There has been an explosion in the moose population in the South Hills. I first heard about the numbers from one of our county commissioners. Later, I had it confirmed by Terry Thompson, regional spokesperson for Idaho Fish and Game.
Moose in Lower 48 don’t need as much space as moose in Alaska.
What surprises me is that I didn’t think there would be a spike after last year’s Badger Fire. Apparently this created some conditions that moose seem to like. Moose in Lower 48 don’t need as much space as moose in Alaska. The variety is greater there. They are shy creatures. Two decades ago I lived in Vermont. Coming home from work one evening in late May, I looked up at a cliff and saw a bull surveying the valley below. As I got closer, I slowed down to see better. He rushed into the forest.

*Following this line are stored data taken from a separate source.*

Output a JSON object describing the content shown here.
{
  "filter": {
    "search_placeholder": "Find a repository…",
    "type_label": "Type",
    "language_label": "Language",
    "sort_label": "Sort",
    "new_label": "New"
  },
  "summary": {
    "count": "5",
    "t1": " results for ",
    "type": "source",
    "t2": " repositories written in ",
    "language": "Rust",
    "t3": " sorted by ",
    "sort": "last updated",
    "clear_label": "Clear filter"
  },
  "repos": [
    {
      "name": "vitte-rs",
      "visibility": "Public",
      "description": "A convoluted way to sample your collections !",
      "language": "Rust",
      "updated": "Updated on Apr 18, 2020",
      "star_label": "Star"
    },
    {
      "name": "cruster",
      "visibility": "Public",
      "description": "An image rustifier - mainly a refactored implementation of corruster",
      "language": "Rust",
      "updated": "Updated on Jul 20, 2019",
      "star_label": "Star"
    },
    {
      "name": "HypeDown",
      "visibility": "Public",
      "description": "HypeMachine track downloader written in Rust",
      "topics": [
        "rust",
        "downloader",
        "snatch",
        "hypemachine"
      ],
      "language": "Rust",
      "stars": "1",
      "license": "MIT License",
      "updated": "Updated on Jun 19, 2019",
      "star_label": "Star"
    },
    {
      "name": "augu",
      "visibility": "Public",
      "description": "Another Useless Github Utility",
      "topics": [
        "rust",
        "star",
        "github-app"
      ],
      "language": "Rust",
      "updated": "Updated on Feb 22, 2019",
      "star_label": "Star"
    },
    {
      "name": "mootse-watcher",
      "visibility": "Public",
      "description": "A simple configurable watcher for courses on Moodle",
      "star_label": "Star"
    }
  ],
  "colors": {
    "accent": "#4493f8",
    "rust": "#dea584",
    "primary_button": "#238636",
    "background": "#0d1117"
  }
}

A few months later my daughter and I were driving all the way to New Hampshire and saw a cow drinking in a creek along the old Highway 2. Again, I slowed down out of caution and the moose rolled back in. brushwood.
These are not animals that you can pet. The wayward, local behemoths can be the size of a light truck.
There are about 300 to 400 moose in the hills. Ranging from bulls to cows to calves. It is very possible that if you recreate yourself in the area, you might have a meeting. Be very careful and try to walk away. They can often be seen from Deadline Ridge though, again. Don’t come near. Like all mammals, moose are particularly protective of young people.